Reader: Driving is a paradox
In reponse to the article published on Wheels24 in October 2012, reader Tyron Louw emailed us to share his thoughts on drivers in SA:
My name is Tyron Louw, I am just about to complete my Master of Science degree in Ergonomics at Rhodes University in the field of psychophysiology of driver fatigue - in particular, my MSc thesis sets out to better understand the two candidate mechanisms that try to explain the development of non-sleep related driver fatigue, as this is forms a large part of accident causation - in 2013 I begin a PhD in Physiology at the same university.
The Driving Question
Driving is a paradox. It is a skill that is relatively easy to master yet it demands the synthesis of many complex abilities. It is a relatively "new" skill, not one that evolution has crafted for us, yet it is so familiar to us that we rarely think about it at all. It is also one of the most over learned of all of our skills when one considers the regularity with which we perform it.
Finally, driving failure can be deadly. There is no need to regale you with the figures for death and injury, but the fact that in South Africa and the world over it remains the major cause of accidental death attests to it importance in terms of societal cost. Of course, the problem in South Africa is compounded by a myriad of technical, behavioural and economic factors, but in terms of the basic psychophysiological factors that influence performance, the South African population is no different to any other.
Given these observations, it is pertinent to ask why that in 2012, we still don’t know how drivers interact with their environment? We understand why factors such as sleep deprivation, monotony and distraction lead to accidents, but we still don’t fully understand the mechanisms underlying how this happens. Below we explore some reasons why this is the case.
The Driver Model
Let’s backtrack a sentence or two. To argue that we don’t understand driving is actually a little disingenuous, because we don’t have a satisfactory model of human performance in general. The simple reason for this is that we are not yet sophisticated enough to understand ourselves. Because human behaviour is context dependent, any models of behaviour have to involve context. Unfortunately, the dominant models we use to try understand information-processing fail to do this. Thus, when we study driving behaviour in any specific context we have to refer vaguely to constructs such as distraction, fatigue, attention, and the like, which are generally relevant but specifically impotent.
Satisficing versus optimising
Drivers drive well enough. That is, they drive sufficiently well to achieve the goal of the task – this is referred to as satisficing. An example might be lanekeeping. Drivers probably don’t care specifically where in the lane they are - it is not an explicit goal of performance - they just want to stay within it.

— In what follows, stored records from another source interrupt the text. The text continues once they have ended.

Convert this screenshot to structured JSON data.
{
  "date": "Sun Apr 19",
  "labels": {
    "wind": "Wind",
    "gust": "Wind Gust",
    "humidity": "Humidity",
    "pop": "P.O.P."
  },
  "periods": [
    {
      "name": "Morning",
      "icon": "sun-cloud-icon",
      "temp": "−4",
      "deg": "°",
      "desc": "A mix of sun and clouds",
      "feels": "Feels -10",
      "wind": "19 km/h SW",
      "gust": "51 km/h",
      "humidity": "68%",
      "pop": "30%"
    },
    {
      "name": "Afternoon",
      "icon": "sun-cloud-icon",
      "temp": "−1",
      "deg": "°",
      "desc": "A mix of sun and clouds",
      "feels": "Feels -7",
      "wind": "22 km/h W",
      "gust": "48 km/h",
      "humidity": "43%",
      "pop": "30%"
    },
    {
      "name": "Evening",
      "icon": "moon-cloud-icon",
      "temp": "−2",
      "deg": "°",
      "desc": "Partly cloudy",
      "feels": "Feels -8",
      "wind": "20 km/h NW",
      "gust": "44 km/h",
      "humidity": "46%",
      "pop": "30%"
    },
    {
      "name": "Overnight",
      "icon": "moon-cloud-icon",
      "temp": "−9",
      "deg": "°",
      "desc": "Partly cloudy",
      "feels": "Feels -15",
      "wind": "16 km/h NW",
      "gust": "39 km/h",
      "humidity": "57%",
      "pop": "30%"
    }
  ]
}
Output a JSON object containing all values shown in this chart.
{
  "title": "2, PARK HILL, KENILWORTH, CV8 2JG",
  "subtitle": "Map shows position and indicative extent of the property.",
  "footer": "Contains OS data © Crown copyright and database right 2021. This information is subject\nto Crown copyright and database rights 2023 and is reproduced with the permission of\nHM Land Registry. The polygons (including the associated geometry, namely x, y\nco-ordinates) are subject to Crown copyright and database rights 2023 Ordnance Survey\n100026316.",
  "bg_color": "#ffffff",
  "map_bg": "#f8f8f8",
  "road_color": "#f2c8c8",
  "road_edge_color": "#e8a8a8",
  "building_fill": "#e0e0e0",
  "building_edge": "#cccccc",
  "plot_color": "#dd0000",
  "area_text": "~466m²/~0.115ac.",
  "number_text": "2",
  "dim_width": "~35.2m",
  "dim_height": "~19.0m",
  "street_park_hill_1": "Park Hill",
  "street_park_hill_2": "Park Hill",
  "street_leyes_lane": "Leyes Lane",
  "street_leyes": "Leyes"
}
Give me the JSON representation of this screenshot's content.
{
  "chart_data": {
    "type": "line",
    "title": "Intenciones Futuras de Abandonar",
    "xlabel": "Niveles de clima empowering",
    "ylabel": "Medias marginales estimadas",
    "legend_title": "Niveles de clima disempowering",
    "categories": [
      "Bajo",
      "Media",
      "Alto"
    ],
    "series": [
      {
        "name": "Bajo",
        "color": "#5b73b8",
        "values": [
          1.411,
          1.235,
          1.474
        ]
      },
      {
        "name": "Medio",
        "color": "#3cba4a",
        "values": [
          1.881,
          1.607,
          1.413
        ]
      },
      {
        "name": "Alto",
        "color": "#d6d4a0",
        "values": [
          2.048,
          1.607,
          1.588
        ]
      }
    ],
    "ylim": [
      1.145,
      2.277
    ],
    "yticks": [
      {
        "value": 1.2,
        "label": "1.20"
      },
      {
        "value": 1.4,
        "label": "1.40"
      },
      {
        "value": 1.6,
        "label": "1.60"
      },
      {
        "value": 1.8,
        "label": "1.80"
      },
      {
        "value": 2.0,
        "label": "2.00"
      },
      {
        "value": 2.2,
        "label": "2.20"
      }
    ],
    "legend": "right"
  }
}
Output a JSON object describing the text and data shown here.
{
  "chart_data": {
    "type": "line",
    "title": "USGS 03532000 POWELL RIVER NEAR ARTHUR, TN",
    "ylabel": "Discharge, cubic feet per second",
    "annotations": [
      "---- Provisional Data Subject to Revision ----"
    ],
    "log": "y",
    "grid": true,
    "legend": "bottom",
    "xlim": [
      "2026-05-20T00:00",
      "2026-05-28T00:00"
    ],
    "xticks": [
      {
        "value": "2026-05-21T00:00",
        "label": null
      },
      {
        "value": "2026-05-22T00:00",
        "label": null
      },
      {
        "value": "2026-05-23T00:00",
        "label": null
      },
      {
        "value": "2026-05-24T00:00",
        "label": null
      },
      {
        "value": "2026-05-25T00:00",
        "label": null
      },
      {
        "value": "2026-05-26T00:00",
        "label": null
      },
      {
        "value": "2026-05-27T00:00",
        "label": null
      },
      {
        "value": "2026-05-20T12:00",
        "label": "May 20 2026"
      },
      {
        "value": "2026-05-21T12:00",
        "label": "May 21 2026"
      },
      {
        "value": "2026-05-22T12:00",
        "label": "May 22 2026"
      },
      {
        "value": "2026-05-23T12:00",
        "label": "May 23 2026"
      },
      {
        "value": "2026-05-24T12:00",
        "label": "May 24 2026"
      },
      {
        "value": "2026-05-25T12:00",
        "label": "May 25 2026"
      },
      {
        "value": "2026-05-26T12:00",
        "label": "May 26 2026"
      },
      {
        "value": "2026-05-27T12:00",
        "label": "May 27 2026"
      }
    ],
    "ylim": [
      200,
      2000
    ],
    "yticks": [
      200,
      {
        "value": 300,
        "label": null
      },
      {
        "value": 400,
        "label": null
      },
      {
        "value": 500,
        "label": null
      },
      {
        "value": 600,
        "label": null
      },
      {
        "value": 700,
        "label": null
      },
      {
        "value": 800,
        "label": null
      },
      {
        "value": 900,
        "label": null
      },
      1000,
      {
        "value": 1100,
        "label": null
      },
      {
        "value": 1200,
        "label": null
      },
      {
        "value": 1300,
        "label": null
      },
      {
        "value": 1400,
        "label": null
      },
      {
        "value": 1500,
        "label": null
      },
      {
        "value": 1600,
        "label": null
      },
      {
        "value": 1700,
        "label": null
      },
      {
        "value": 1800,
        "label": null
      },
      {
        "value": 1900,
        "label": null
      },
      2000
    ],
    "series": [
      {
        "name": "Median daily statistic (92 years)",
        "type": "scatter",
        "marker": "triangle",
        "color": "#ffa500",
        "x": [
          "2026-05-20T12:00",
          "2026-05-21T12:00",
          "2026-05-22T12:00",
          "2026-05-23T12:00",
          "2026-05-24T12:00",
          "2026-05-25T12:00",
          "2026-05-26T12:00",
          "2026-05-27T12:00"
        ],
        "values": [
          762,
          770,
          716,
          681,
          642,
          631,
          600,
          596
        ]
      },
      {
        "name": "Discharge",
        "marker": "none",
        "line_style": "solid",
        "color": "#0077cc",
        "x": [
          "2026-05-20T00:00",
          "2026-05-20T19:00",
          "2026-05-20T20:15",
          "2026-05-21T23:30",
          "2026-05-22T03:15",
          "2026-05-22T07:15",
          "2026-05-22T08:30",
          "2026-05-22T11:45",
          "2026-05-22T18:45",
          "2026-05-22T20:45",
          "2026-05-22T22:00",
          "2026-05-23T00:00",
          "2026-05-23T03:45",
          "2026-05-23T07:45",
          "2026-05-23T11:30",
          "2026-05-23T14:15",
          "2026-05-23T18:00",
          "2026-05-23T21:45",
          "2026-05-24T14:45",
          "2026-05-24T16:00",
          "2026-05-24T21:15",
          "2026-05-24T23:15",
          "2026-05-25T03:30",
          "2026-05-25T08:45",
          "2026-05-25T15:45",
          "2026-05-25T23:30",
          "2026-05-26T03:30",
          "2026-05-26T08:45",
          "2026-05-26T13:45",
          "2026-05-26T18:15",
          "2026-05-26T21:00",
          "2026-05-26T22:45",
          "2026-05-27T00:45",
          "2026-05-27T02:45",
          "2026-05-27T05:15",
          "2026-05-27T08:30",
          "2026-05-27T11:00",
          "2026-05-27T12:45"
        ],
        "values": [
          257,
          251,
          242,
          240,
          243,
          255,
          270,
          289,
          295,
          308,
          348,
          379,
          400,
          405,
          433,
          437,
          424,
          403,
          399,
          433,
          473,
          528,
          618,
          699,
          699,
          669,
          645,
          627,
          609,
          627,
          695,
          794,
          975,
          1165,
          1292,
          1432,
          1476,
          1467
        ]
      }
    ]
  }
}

However, when researchers come to measure performance, we act under the compulsion of optimisation.
That is, we study how much the individual deviates from our investigator–specified optimal goal. What other specific measures are available? Unfortunately, the conclusions we reach may totally be divorced from actual on-road behaviour because the goals and measures derive from satisficing and optimising, respectively.
Of course, there will be situations where excursions are not always “bad” behaviours but are crucially dependant upon the context (e.g., overtaking vs. driver sleep onset.) Thus, in order to take a holistic approach to understanding driver performance, we have to consider the driver and the vehicle in the specific context of concern.
The Predictability of Crashes
There is, of course, the problem of using crashes as a criterion, as they are highly unusual, nonlinear events that result from a sequence of linked precursors. In particular, crashes are not mere outliers drawn from distributions of normal driving. Further, some (if not many) crashes that can be traced back to human-error are unavoidable because of the restricted space and time available for driver response.
This has two implications: we cannot observe the phenomenon in real-time, which therefore means that we cannot accurately replicate the situation for further examination. So when we look for patterns in performance and behaviour to predict crashes, we cannot put them against a backdrop of normal driving, which sheds some light on the complexity involved in the analysis of the behaviour crashes.
In summary, the reasons why we cannot accurately account for crash-related driver performances revolve around three points:
1 Our inability to model and understand our own behaviour,
2 Our techniques for assessing driver performance are incongruent with the driving context, and
3 Crashes are almost impossible to predict with any real accuracy.
The central theme to these reasons is simple. The only way we will get a real grasp of driver behaviour and how it influences performance is when we gain a deeper and more detailed understanding of the driver context and when we understand more about contextual interactions.